Ora invece sembra che le famiglie non esistano e noi alberi non riusciamo più a comprendere quale sia il fine ultimo dell’esistenza umana. Sentiamo il malessere dei piccoli uomini che non hanno un binario da percorrere, credono sbagliano, proprio come fai tu, che le radici siano un problema, si dimenano a tal punto da staccarsi da loro, volteggiano in aria per un breve momento convinti di volare, e stramazzano al suolo privi di linfa. Lì rimangono marcendo piano, prima dentro e poi fuori.”
Non sentii risposta da parte del giovane abete, probabilmente sta ancora riflettendo sulle parole del padre. Si dice che gli alberi abbiano ritmi di vita molto diversi dai nostri.

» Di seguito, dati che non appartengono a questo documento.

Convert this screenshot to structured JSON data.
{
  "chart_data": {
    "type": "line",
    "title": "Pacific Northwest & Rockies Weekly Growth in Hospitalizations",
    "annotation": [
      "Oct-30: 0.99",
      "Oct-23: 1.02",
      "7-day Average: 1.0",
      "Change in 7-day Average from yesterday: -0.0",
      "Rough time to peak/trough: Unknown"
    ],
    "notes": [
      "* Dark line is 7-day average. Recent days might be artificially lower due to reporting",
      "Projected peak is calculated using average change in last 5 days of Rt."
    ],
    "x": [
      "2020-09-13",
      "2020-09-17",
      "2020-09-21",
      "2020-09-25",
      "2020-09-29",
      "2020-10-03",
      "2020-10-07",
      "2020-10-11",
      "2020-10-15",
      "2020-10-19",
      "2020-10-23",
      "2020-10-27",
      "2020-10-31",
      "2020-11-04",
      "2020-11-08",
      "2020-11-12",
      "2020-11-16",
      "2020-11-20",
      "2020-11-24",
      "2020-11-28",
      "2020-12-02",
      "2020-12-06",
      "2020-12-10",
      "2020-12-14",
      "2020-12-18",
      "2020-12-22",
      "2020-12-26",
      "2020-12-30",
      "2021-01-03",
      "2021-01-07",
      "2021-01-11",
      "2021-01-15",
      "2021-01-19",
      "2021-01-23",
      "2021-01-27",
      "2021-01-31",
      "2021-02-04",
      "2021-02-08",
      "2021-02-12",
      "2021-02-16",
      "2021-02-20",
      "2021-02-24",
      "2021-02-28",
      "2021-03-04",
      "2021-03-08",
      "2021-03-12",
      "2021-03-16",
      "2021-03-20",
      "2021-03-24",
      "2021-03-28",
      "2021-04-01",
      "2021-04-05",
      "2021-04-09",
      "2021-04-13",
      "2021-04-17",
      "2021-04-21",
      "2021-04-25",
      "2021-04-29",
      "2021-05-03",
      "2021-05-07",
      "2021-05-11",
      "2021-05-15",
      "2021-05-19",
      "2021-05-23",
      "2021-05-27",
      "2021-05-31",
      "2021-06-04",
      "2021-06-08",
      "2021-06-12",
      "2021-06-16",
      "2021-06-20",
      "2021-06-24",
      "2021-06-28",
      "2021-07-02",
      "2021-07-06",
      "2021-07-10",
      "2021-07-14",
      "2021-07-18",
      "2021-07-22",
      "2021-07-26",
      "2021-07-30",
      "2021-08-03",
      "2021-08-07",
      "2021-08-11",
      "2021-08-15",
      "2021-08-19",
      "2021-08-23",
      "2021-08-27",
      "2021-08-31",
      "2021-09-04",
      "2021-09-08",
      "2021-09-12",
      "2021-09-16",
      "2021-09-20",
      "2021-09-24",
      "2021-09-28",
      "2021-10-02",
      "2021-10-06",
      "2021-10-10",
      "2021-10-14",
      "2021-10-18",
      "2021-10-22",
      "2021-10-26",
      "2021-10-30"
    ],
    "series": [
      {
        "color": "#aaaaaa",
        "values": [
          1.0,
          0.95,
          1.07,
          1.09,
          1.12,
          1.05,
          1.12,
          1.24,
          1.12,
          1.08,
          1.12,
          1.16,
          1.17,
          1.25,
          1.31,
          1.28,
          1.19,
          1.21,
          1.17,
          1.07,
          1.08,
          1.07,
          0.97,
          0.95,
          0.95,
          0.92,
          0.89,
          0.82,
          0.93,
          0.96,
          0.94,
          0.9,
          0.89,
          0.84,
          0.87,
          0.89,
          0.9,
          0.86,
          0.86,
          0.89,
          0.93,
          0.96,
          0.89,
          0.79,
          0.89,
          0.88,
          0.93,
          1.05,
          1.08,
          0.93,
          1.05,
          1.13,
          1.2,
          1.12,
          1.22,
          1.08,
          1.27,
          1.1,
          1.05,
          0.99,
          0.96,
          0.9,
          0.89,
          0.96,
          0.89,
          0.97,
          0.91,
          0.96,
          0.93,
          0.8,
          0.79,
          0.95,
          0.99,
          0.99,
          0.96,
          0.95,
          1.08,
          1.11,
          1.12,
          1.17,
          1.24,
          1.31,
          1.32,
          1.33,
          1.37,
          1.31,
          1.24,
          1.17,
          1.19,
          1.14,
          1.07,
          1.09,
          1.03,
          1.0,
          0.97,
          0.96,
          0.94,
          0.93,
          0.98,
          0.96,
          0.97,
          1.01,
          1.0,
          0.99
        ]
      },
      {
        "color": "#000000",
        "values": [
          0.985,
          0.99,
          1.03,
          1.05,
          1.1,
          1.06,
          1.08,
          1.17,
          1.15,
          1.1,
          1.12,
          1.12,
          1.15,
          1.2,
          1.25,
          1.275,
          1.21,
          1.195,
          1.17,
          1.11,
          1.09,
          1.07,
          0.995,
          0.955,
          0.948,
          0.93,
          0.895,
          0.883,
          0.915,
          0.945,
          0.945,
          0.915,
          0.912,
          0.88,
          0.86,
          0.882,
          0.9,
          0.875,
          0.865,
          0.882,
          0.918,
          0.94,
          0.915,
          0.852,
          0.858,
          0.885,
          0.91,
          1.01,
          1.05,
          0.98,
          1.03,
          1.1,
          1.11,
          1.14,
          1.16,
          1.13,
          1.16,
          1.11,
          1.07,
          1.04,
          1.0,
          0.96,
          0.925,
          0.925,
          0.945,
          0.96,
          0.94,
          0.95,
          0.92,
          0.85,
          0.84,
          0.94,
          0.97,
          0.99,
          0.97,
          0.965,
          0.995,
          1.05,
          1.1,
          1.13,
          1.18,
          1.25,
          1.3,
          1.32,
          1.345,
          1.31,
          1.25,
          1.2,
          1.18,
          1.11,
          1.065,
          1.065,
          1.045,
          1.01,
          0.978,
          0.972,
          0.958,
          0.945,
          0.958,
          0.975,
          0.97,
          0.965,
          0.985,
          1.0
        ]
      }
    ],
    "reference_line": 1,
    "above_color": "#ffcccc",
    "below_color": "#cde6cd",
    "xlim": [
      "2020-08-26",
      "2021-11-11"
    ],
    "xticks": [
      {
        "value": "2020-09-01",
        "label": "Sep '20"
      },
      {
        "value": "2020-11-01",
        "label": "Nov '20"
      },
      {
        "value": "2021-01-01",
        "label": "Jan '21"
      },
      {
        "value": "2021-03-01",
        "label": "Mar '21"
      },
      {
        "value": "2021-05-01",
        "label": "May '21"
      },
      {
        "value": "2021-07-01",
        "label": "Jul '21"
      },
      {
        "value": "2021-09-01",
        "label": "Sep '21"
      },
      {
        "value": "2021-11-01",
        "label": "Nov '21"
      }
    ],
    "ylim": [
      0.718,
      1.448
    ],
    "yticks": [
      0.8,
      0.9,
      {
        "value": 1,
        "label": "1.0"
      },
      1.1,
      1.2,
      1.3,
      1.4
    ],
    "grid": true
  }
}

Quelle parole hanno accompagnato i miei pensieri a lungo, mi hanno suggerito una direzione, un’idea, una fede.
Anno fatto di un bambino un uomo. Hanno ricondotto un naufrago al suo caro e vecchio porto, magari povero e con un molo di legno scricchiolante, ma pur sempre un luogo sicuro dal quale ammirare l’immensità senza confini dell’oceano.